Si fuera un crítico de arte al que le aborrecen las expresiones artísticas tardo románticas y al que no le gusta ni el Art Nouveau ni el Modernismo catalán y tuviera que opinar sobre la locura panteísta de Gaudí, sobre la obra del arquitecto belga Victor Horta, sobre una escultura de Demetre Chiparus o sobre cualquier otra creación artística del romanticismo moribundo, haría un esfuerzo de imparcialidad, me tragaría los sapos y hablaría del vigor de la línea serpenteante del coup de fouet, de los estragos medievalistas de Ruskin y diría que el detallismo exasperante y minucioso de los prerrafaelitas son el antecedente del Modernismo lacrimoso.
Pero como no soy crítico de arte y aborrezco la sensiblería ñoña, no me trago ningún sapo y digo lo que me apetece. Digo que la decadencia formal del Art Nouveau, que el esquematismo retorcido de la Sezession, que el decorativismo nacionalista del Modernismo, que el revisionismo arcaico del Arts and Craft y que todas estas expresiones artísticas del final del Romanticismo son un horrible galimatías de nenúfares y otros vegetales exóticos, son manifestaciones de esoterismo emocionado, de intimismo patético y de extremismo formal snob frenéticamente enrarecido; diría que son la exaltación del corralillo provinciano y del decorativismo decadente.
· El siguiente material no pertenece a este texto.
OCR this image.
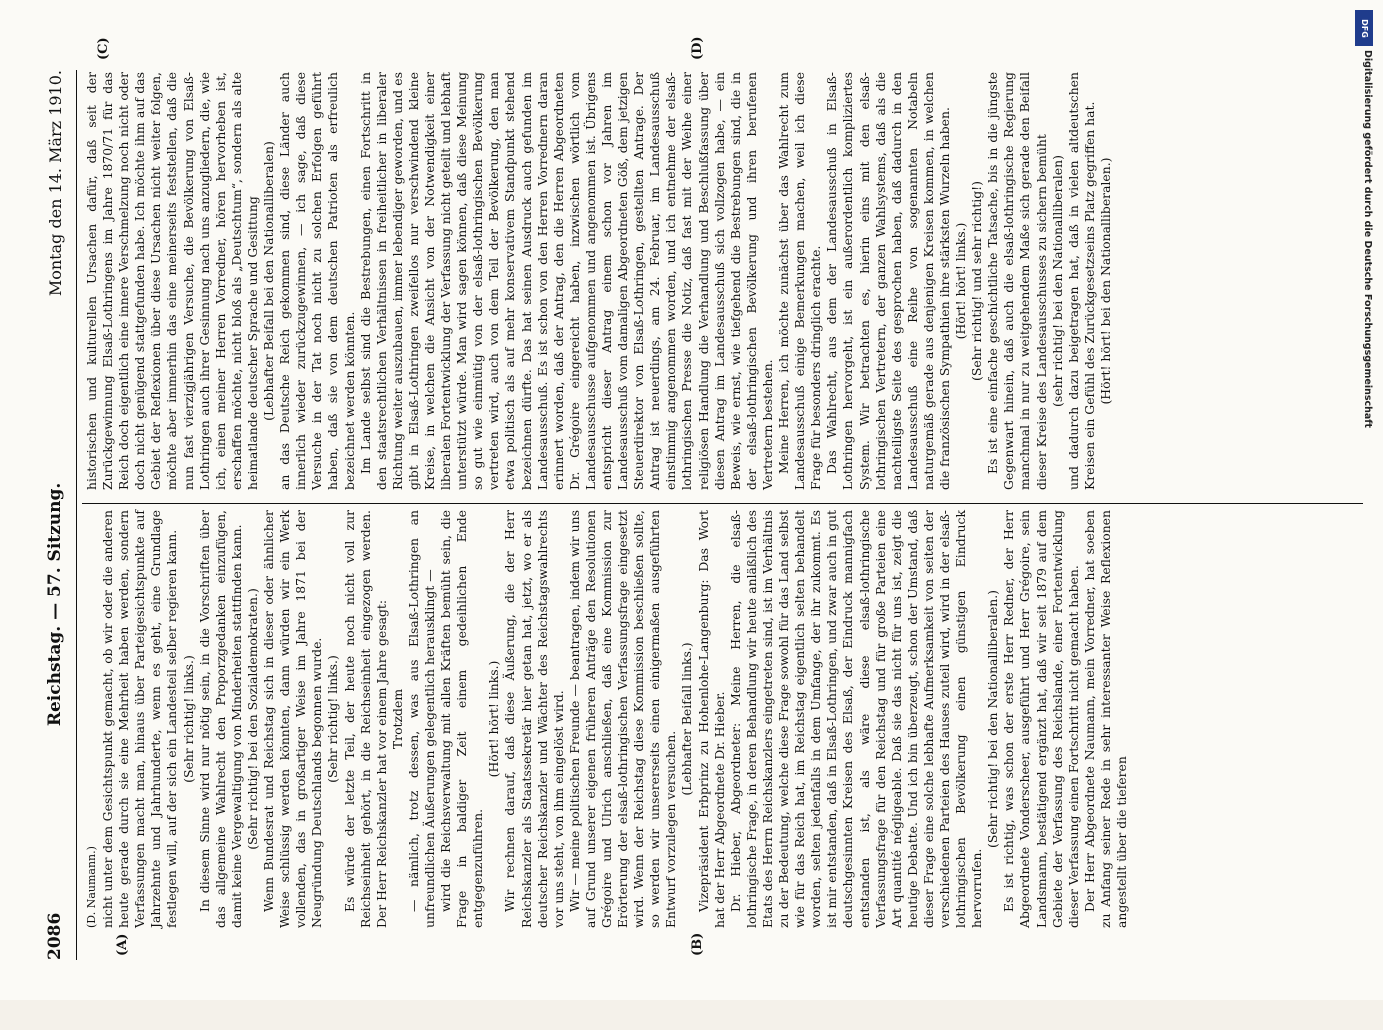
2086
Reichstag. — 57. Sitzung.
Montag den 14. März 1910.
(A)	(B)
(C)	(D)

(D. Naumann.) nicht unter dem Gesichtspunkt gemacht, ob wir oder die anderen heute gerade durch sie eine Mehrheit haben werden, sondern Verfassungen macht man, hinaus über Parteigesichtspunkte auf Jahrzehnte und Jahrhunderte, wenn es geht, eine Grundlage festlegen will, auf der sich ein Landesteil selber regieren kann. (Sehr richtig! links.) In diesem Sinne wird nur nötig sein, in die Vorschriften über das allgemeine Wahlrecht den Proporzgedanken einzufügen, damit keine Vergewaltigung von Minderheiten stattfinden kann. (Sehr richtig! bei den Sozialdemokraten.) Wenn Bundesrat und Reichstag sich in dieser oder ähnlicher Weise schlüssig werden könnten, dann würden wir ein Werk vollenden, das in großartiger Weise im Jahre 1871 bei der Neugründung Deutschlands begonnen wurde. (Sehr richtig! links.) Es würde der letzte Teil, der heute noch nicht voll zur Reichseinheit gehört, in die Reichseinheit eingezogen werden. Der Herr Reichskanzler hat vor einem Jahre gesagt: Trotzdem — nämlich, trotz dessen, was aus Elsaß-Lothringen an unfreundlichen Äußerungen gelegentlich herausklingt — wird die Reichsverwaltung mit allen Kräften bemüht sein, die Frage in baldiger Zeit einem gedeihlichen Ende entgegenzuführen.

(Hört! hört! links.) Wir rechnen darauf, daß diese Äußerung, die der Herr Reichskanzler als Staatssekretär hier getan hat, jetzt, wo er als deutscher Reichskanzler und Wächter des Reichstagswahlrechts vor uns steht, von ihm eingelöst wird. Wir — meine politischen Freunde — beantragen, indem wir uns auf Grund unserer eigenen früheren Anträge den Resolutionen Grégoire und Ulrich anschließen, daß eine Kommission zur Erörterung der elsaß-lothringischen Verfassungsfrage eingesetzt wird. Wenn der Reichstag diese Kommission beschließen sollte, so werden wir unsererseits einen einigermaßen ausgeführten Entwurf vorzulegen versuchen.

(Lebhafter Beifall links.) Vizepräsident Erbprinz zu Hohenlohe-Langenburg: Das Wort hat der Herr Abgeordnete Dr. Hieber. Dr. Hieber, Abgeordneter: Meine Herren, die elsaß-lothringische Frage, in deren Behandlung wir heute anläßlich des Etats des Herrn Reichskanzlers eingetreten sind, ist im Verhältnis zu der Bedeutung, welche diese Frage sowohl für das Land selbst wie für das Reich hat, im Reichstag eigentlich selten behandelt worden, selten jedenfalls in dem Umfange, der ihr zukommt. Es ist mir entstanden, daß in Elsaß-Lothringen, und zwar auch in gut deutschgesinnten Kreisen des Elsaß, der Eindruck mannigfach entstanden ist, als wäre diese elsaß-lothringische Verfassungsfrage für den Reichstag und für große Parteien eine Art quantité négligeable. Daß sie das nicht für uns ist, zeigt die heutige Debatte. Und ich bin überzeugt, schon der Umstand, daß dieser Frage eine solche lebhafte Aufmerksamkeit von seiten der verschiedenen Parteien des Hauses zuteil wird, wird in der elsaß-lothringischen Bevölkerung einen günstigen Eindruck hervorrufen.

(Sehr richtig! bei den Nationalliberalen.) Es ist richtig, was schon der erste Herr Redner, der Herr Abgeordnete Vonderscheer, ausgeführt und Herr Grégoire, sein Landsmann, bestätigend ergänzt hat, daß wir seit 1879 auf dem Gebiete der Verfassung des Reichslande, einer Fortentwicklung dieser Verfassung einen Fortschritt nicht gemacht haben. Der Herr Abgeordnete Naumann, mein Vorredner, hat soeben zu Anfang seiner Rede in sehr interessanter Weise Reflexionen angestellt über die tieferen

historischen und kulturellen Ursachen dafür, daß seit der Zurückgewinnung Elsaß-Lothringens im Jahre 1870/71 für das Reich doch eigentlich eine innere Verschmelzung noch nicht oder doch nicht genügend stattgefunden habe. Ich möchte ihm auf das Gebiet der Reflexionen über diese Ursachen nicht weiter folgen, möchte aber immerhin das eine meinerseits feststellen, daß die nun fast vierzigjährigen Versuche, die Bevölkerung von Elsaß-Lothringen auch ihrer Gesinnung nach uns anzugliedern, die, wie ich, einen meiner Herren Vorredner, hören hervorheben ist, erschaffen möchte, nicht bloß als „Deutschtum“, sondern als alte heimatlande deutscher Sprache und Gesittung (Lebhafter Beifall bei den Nationalliberalen) an das Deutsche Reich gekommen sind, diese Länder auch innerlich wieder zurückzugewinnen, — ich sage, daß diese Versuche in der Tat noch nicht zu solchen Erfolgen geführt haben, daß sie von dem deutschen Patrioten als erfreulich bezeichnet werden könnten. Im Lande selbst sind die Bestrebungen, einen Fortschritt in den staatsrechtlichen Verhältnissen in freiheitlicher in liberaler Richtung weiter auszubauen, immer lebendiger geworden, und es gibt in Elsaß-Lothringen zweifellos nur verschwindend kleine Kreise, in welchen die Ansicht von der Notwendigkeit einer liberalen Fortentwicklung der Verfassung nicht geteilt und lebhaft unterstützt würde. Man wird sagen können, daß diese Meinung so gut wie einmütig von der elsaß-lothringischen Bevölkerung vertreten wird, auch von dem Teil der Bevölkerung, den man etwa politisch als auf mehr konservativem Standpunkt stehend bezeichnen dürfte. Das hat seinen Ausdruck auch gefunden im Landesausschuß. Es ist schon von den Herren Vorrednern daran erinnert worden, daß der Antrag, den die Herren Abgeordneten Dr. Grégoire eingereicht haben, inzwischen wörtlich vom Landesausschusse aufgenommen und angenommen ist. Übrigens entspricht dieser Antrag einem schon vor Jahren im Landesausschuß vom damaligen Abgeordneten Göß, dem jetzigen Steuerdirektor von Elsaß-Lothringen, gestellten Antrage. Der Antrag ist neuerdings, am 24. Februar, im Landesausschuß einstimmig angenommen worden, und ich entnehme der elsaß-lothringischen Presse die Notiz, daß fast mit der Weihe einer religiösen Handlung die Verhandlung und Beschlußfassung über diesen Antrag im Landesausschuß sich vollzogen habe, — ein Beweis, wie ernst, wie tiefgehend die Bestrebungen sind, die in der elsaß-lothringischen Bevölkerung und ihren berufenen Vertretern bestehen. Meine Herren, ich möchte zunächst über das Wahlrecht zum Landesausschuß einige Bemerkungen machen, weil ich diese Frage für besonders dringlich erachte. Das Wahlrecht, aus dem der Landesausschuß in Elsaß-Lothringen hervorgeht, ist ein außerordentlich kompliziertes System. Wir betrachten es, hierin eins mit den elsaß-lothringischen Vertretern, der ganzen Wahlsystems, daß als die nachteiligste Seite des gesprochen haben, daß dadurch in den Landesausschuß eine Reihe von sogenannten Notabeln naturgemäß gerade aus denjenigen Kreisen kommen, in welchen die französischen Sympathien ihre stärksten Wurzeln haben. (Hört! hört! links.) (Sehr richtig! und sehr richtig!) Es ist eine einfache geschichtliche Tatsache, bis in die jüngste Gegenwart hinein, daß auch die elsaß-lothringische Regierung manchmal in nur zu weitgehendem Maße sich gerade den Beifall dieser Kreise des Landesausschusses zu sichern bemüht (sehr richtig! bei den Nationalliberalen) und dadurch dazu beigetragen hat, daß in vielen altdeutschen Kreisen ein Gefühl des Zurückgesetzseins Platz gegriffen hat. (Hört! hört! bei den Nationalliberalen.)

DFG
Digitalisierung gefördert durch die Deutsche Forschungsgemeinschaft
Y como no soy un crítico de arte, ante la expresión artística me planto con los ojos bien abiertos y los oídos dispuestos y miro por el agujerito de la estética, intentando descubrir lo bello y si no lo encuentro me dispongo ante la comunicación formal con la mejor voluntad y digo que el arte con mayúsculas no debe venir definido por la intimidad ni por la expresión ñoña sino por la serenidad, el orden, la proporción y la universalidad.
Y como no soy un crítico de arte, me quedo tan tranquilo a contemplar y gozar de toda la generosidad de los artistas.
¡Ah, otra cosa!, como no soy crítico de arte nadie me podrá decir aquello de que uno es crítico de arte porque no puede ser un buen artista; pues no, tampoco soy artista.